Shares of Mukesh Ambani-led Reliance Industries Ltd. may see potential upside of as much as 54%, according to brokerage firm Goldman Sachs’ bull case scenario estimates for financial year 2026. Based on the bull case estimate, Goldman Sachs expects the Nifty 50 heavyweight’s share price to reach ₹4,495 by financial year 2026.
On a base case, Goldman Sachs maintained its “buy” recommendation on Reliance Industries and raised its price target on the stock to ₹3,400 from ₹2,925 earlier. The revised price target implies a potential upside of 17% from Tuesday’s closing price.
Goldman Sachs still finds RIL’s risk-reward to be favourable and also factors in value accretion from the Reliance-Disney JV, while raising its price target.
The firm believes that RIL’s consolidated returns are at an inflection point in financial year 2024 and its Cash Return on Cash Invested (CROCI) will expand by nearly 270 basis points to 12% in financial year 2027, which will be the highest since 2011.
Reliance Industries has invested over $125 billion in capex over the last decade, mostly in hydrocarbon and telecom, which are more capex intensive and have a longer gestation period of over five years. However, the new businesses that the company is investing more in the next three years (Retail and New Energy) are less capex-heavy and higher in returns with a shorter gestation period, according to Goldman Sachs.
Goldman Sachs expects Reliance Retail’s Earnings Before Interest, Tax, Depreciation and Amortisation (EBITDA) to nearly double between financial year 2024 – 2027 with the share of consolidated EBITDA increasing to 14.3% in financial year 2027 from 12.4% in financial year 2023.
For the New Energy vertical, Goldman expects positive EBITDA contribution to begin from financial year 2025 and reach $2.3 billion by financial year 2030.
On a consolidated basis, Goldman Sachs expects RIL’s free cash flow, which has largely remained negative due to the elevated capex, to turn positive in financial year 2025 with capex likely peaking out in the previous financial year, while EBITDA may expand by 20% year-on-year led by a telecom tariff hike, higher retail same-store sales growth and a recovery in chemical margins.
The brokerage expects a 17% EBITDA CAGR between financial year 2024 – 2027 driven by:
Retail EBITDA nearly doubling during this periodA 22% EBITDA CAGR in the telecom business, driven by higher telecom ARPUThe continued shift of consumers to smartphones and strong traction in fixed broadbandPetchem margin recovery driven by global demand and lower feedstock pricesSustained strength in diesel cracks due to limited global spare capacity compounding with Opex reduction
Reliance Industries’ shares tend to outperform the Indian market during two scenarios, according to Goldman Sachs: One being expanding returns and two being valuation discovery through stake sale in newer businesses.

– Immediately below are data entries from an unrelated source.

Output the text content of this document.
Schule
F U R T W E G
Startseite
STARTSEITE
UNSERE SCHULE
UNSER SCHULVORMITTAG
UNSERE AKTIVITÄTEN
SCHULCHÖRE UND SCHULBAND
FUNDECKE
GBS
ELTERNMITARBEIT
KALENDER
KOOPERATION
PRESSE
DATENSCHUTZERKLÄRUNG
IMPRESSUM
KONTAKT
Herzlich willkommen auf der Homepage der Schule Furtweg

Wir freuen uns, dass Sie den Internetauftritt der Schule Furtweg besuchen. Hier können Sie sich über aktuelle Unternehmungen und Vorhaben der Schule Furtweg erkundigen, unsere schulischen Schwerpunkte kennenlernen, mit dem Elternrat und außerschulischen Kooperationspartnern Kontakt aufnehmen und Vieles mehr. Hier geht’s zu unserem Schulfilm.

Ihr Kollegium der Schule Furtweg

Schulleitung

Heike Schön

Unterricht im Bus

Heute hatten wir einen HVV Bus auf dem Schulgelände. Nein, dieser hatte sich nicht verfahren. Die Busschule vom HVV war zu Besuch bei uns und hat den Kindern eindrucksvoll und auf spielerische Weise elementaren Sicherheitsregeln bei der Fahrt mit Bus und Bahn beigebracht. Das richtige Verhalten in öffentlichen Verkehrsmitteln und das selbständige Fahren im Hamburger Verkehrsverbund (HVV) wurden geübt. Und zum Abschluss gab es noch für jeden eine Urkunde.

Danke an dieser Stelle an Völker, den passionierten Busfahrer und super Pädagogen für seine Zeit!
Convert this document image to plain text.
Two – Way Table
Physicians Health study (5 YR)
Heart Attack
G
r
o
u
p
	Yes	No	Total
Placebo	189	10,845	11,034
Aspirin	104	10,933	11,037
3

“Over the last two years, both these drivers were largely absent, potentially driving the shares’ underperformance. We expect rising returns ahead which could compound with further potential value unlock through potential listings of consumer businesses,” the note said.
Last week, brokerage firm UBS had also increased its price target on Reliance Industries to ₹3,400 from ₹3,000 earlier. This ₹3,400 price target is the highest for Reliance Industries on the street.
Shares of Reliance Industries have risen 29% over the last 12 months.